JULES GOUX

"Le glorieux charlatan" 1885-1965

A 18 ans, après des études techniques, Jules suit la trace de son père dans les bureaux d’études des cycles Peugeot. Il débute en compétition en 1906 sur voiturette Lion-Peugeot, en remportant la course de côte du Ballon d’Alsace.

C’est le début d’une carrière hors-normes chez Peugeot et de succès exceptionnels en course. Son palmarès, de 1906 à 1927, comprend 47 participations à des compétitions de premier plan, dont 27 victoires, et des records mondiaux.

En 1921, il change de constructeur pour Ballot et en 1925, pour Bugatti.

C’est ensuite au développement de l’automobile qu’il se consacre, en travaillant sur les lubrifiants et les carburants.

1909

Les visages de Goux et du mécanicien Duvernoy sont marqués par la fatigue. Le concessionnaire Peugeot à Madrid, juché à l’arrière, ne cache pas sa joie. On remarque la bande toilée gainant le volant et les pneus « à rivets ». Jules Goux venait de gagner la coupe de Catalogne, prés de Barcelone, 364 km à la moyenne de 57,600 km/h.
Voiturette Lion-Peugeot n°3, moteur bicylindre en V de 1930 cm3 (ingénieur Michaux). 20 mai 1909.

1911

En 1911, Jules Goux obtient son brevet de pilote d’avion. Le voici aux commandes d’un

avion monoplan Rossel-Peugeot (moteur Gnôme 50 HP, hélice Reggy, surface 20 m², poids 350 kg. Pendant la Grande Guerre, il servira dans l’aviation comme observateur.

1911-1912

Grand Prix de Boulogne 1911. Jules Goux sur Peugeot. Notons les pneus à rivets très visibles sur cette photo.
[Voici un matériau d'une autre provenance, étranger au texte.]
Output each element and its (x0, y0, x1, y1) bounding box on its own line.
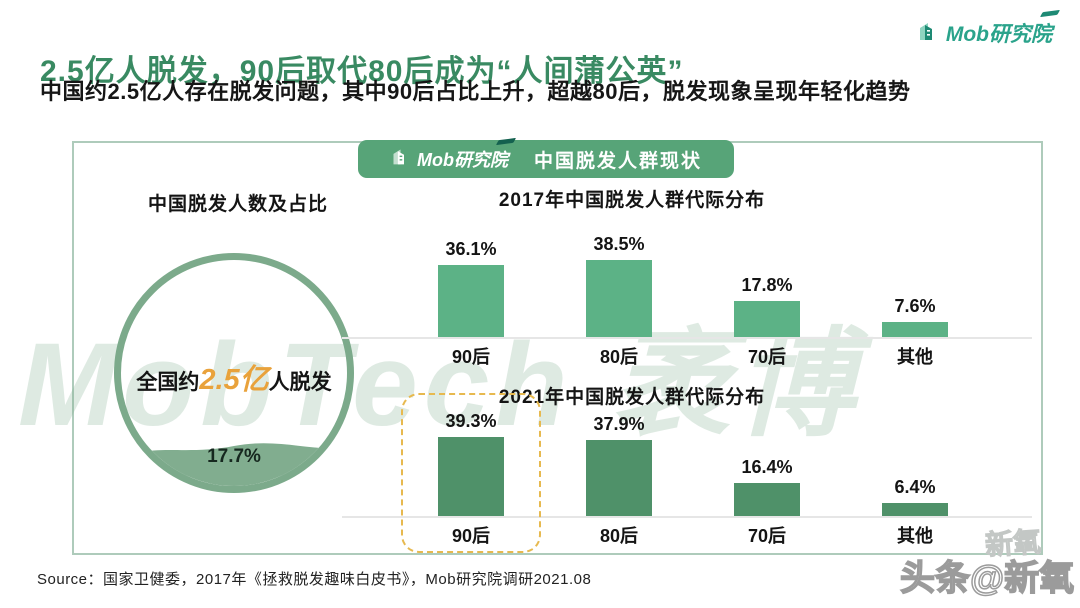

Course de côte du Mont Ventoux, le 6 août 1911. La pente moyenne est de 10%, et de 13% les trois derniers kilomètres. En 2ème catégorie, Jules Goux est vainqueur à la moyenne de 56,500 km/h.

 

La hauteur inhabituelle du capot s’explique par la formule du moteur, devant respecter une sévère limitation de l’alésage, compensée par une course monstrueuse : bicylindre en V de 80 x 280 mm, soit une cylindrée de 2 813 cm3. On remarque aussi la transmission par chaîne, de mise à cette époque. Mais ces formules, ainsi que les très grosses cylindrées sont déjà démodées, et les américains ont fait évoluer leurs bolides. Les européens doivent réagir.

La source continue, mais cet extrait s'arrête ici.